In our earlier post, we talked about why some DIY wills (i.e. Do-it-Yourself) might pose problems, particularly if one doesn't understand estate taxation.

The thing is that many people assume that estate tax is for the rich. What many don't understand is that estate tax is one of those areas of law that fluctuates and that it's very possible that the amount of estate tax exemption in a year of one's death could be lower than anticipated.

Additionally, many people think that if they get an asset out of their probated estate, it won't be taxed. So they create revocable living trusts, thinking that the assets in that trust won't be taxed. That's simply not true.
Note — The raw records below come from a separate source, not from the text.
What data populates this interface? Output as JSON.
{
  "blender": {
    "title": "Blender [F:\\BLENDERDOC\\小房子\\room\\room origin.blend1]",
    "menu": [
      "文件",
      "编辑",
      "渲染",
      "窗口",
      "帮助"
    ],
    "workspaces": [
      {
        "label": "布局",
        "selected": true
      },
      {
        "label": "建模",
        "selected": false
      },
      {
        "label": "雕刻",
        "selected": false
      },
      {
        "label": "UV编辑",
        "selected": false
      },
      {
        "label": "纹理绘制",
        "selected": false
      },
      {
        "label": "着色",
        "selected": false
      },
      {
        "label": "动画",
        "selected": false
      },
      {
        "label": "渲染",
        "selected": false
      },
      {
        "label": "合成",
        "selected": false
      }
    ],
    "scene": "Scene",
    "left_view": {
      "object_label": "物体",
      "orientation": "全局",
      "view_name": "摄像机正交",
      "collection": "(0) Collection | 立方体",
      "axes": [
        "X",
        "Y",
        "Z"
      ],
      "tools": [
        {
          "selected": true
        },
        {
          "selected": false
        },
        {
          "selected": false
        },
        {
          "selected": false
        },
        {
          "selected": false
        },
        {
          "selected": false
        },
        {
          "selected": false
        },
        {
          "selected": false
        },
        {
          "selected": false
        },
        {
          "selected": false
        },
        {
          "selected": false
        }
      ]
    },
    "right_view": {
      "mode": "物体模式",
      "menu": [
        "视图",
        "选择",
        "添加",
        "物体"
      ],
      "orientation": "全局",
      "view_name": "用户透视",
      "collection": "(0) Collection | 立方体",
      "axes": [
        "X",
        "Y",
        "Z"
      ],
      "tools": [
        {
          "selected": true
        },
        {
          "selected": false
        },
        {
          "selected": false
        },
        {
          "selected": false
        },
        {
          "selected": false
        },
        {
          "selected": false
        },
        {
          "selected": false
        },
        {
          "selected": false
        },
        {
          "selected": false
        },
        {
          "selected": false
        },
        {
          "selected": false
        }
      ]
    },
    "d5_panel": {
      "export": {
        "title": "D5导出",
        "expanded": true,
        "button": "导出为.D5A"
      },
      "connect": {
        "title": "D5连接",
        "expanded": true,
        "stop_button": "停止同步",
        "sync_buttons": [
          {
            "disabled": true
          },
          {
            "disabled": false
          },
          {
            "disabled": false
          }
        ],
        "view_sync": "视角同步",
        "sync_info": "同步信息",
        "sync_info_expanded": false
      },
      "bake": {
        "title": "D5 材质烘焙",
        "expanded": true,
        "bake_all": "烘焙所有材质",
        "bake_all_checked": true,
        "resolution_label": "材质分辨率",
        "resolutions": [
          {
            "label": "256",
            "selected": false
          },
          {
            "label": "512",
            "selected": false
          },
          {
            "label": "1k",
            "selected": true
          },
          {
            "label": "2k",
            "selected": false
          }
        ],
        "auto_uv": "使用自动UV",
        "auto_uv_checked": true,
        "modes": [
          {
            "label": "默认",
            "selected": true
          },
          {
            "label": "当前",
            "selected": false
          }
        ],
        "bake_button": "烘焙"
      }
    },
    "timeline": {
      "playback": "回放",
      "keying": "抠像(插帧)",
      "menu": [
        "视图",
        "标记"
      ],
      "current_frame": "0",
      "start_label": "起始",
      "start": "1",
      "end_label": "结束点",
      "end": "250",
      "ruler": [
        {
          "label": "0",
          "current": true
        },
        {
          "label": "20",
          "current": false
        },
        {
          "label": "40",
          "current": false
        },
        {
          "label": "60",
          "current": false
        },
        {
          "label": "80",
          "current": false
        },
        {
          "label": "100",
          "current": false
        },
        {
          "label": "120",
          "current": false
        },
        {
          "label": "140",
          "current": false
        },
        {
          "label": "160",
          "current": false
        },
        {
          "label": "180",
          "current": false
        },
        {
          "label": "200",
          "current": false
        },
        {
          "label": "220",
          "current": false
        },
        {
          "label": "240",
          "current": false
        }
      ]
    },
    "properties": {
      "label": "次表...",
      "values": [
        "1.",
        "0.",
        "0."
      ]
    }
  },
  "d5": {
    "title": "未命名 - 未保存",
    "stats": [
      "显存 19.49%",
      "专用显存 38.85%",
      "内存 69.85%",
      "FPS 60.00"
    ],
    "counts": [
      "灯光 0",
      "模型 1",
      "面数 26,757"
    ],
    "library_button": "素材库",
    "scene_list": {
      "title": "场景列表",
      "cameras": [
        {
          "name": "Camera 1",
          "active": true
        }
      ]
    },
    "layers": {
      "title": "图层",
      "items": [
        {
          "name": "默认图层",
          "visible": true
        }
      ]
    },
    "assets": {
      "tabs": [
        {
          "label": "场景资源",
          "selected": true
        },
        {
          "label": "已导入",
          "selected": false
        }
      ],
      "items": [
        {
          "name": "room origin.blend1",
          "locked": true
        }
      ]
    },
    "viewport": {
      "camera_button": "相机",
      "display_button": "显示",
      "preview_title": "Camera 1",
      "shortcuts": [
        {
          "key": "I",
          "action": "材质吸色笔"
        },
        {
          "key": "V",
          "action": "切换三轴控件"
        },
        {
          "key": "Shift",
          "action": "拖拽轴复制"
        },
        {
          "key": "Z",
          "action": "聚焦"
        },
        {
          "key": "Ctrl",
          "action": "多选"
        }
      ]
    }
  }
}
Translation: If you've got assets that total around the million dollar mark, you might want to think about proper tax planning .
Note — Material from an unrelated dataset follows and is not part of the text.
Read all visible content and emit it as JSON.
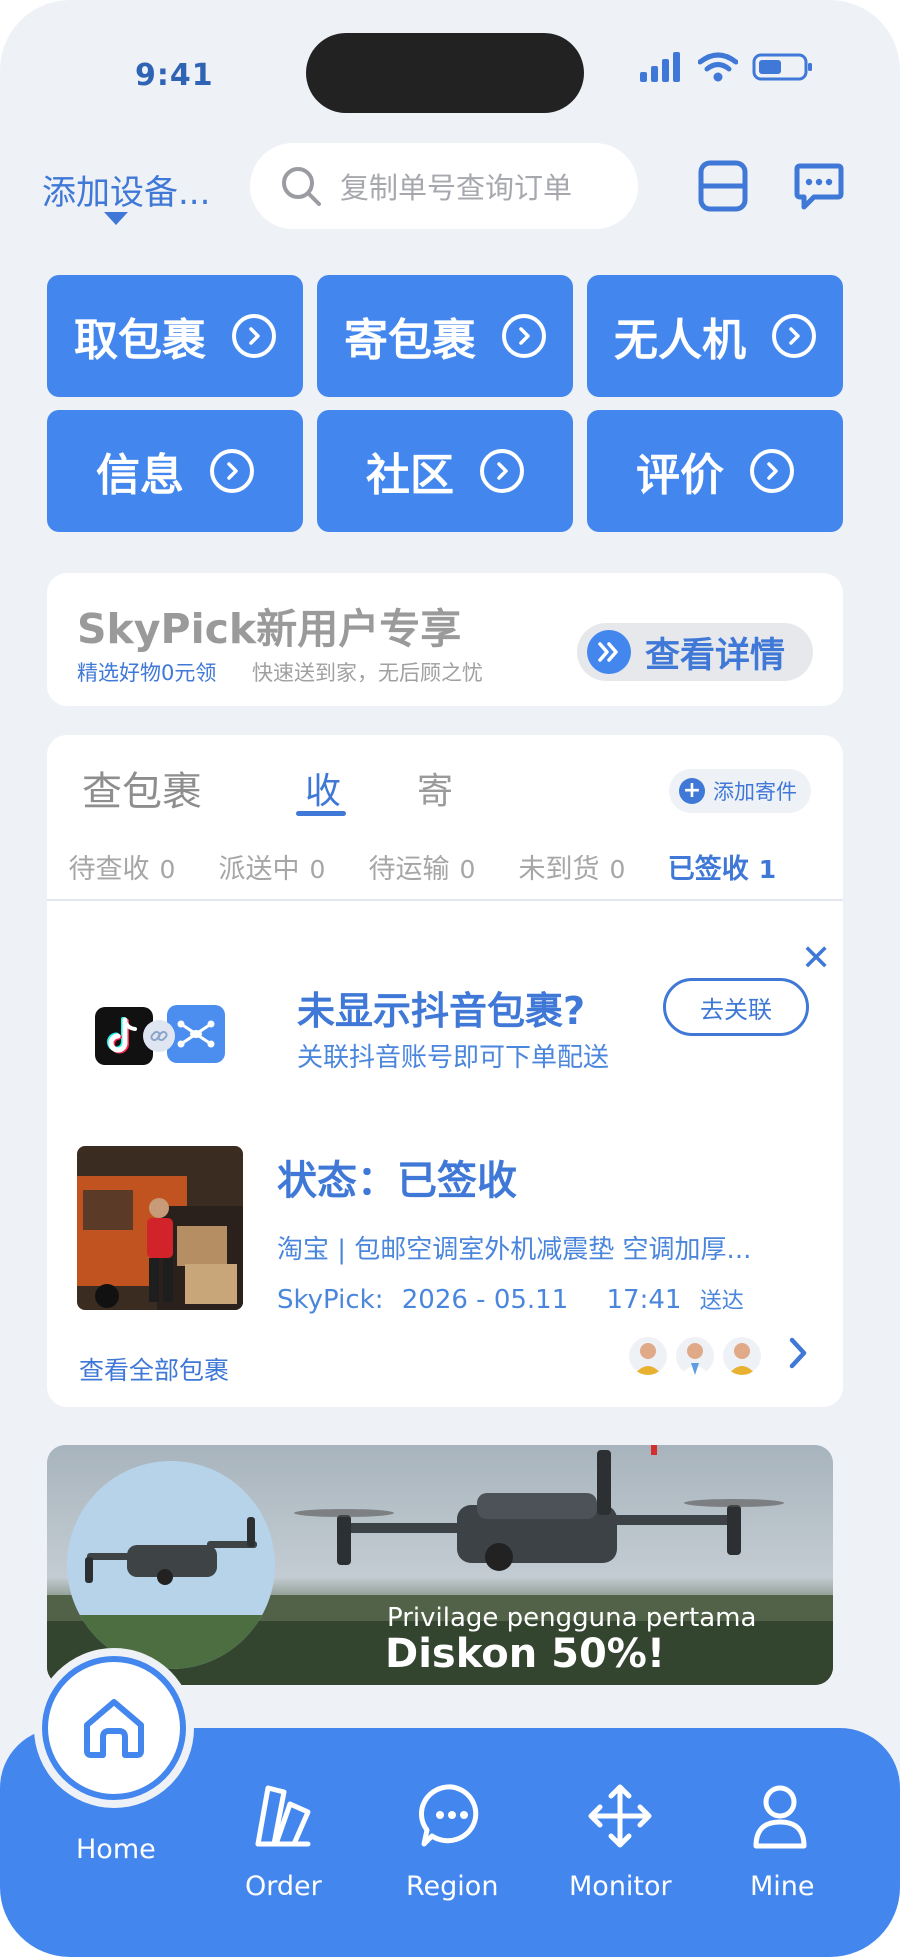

Tax concepts are hard to understand and the taxation of wealth transfer (i.e. estate planning) is one of the most complex areas of taxation, with issues like the Generation Skipping Transfer Tax, the Gift Tax and others.

So we thought we'd bring you a primer on the tax issues affecting wealth transfer -- at least the federal tax issues. We'll start this discussion off with the basics of an estate and the estate tax.

There is something called the applicable exemption. This, for the year 2012, is set at $5.12 million.

Translation: Any value over $5.12 million in a decedent's estate will be taxed, at a rate of 35 percent. But assets adding up to $5.12 million or less won't be taxed.

Now that we've discussed the amount of taxation, we need to ask the most important question: What is your estate, for estate tax purposes?

Translation: What exactly can Uncle Sam sink his teeth into?

First, let's talk about your gross estate. Your gross estate is the fair market value of everything you own on the date of your death.

This includes cash, real estate, stocks, bonds, insurance, annuities and any other assets.

Now, you take your gross estate and subtract certain things from it. There are many things you can subtract and a good estate planner is usually aware of these deductions. For example, you can subtract charitable contributions made by your estate. You can also deduct the full amount of anything given to your spouse from your gross estate, if your spouse is a U.S. citizen (that's called the marital deduction).

You're left with your taxable estate.

Now, go back throughout your life, all the way back to 1977 (assuming you were alive then). Did you make any gifts over the annual gift tax exemption amount? Take the amounts over the annual gift tax exclusion for that year and add those amounts back to your estate.

You have now reached your tax base.

Translation: The estate tax will apply to this amount.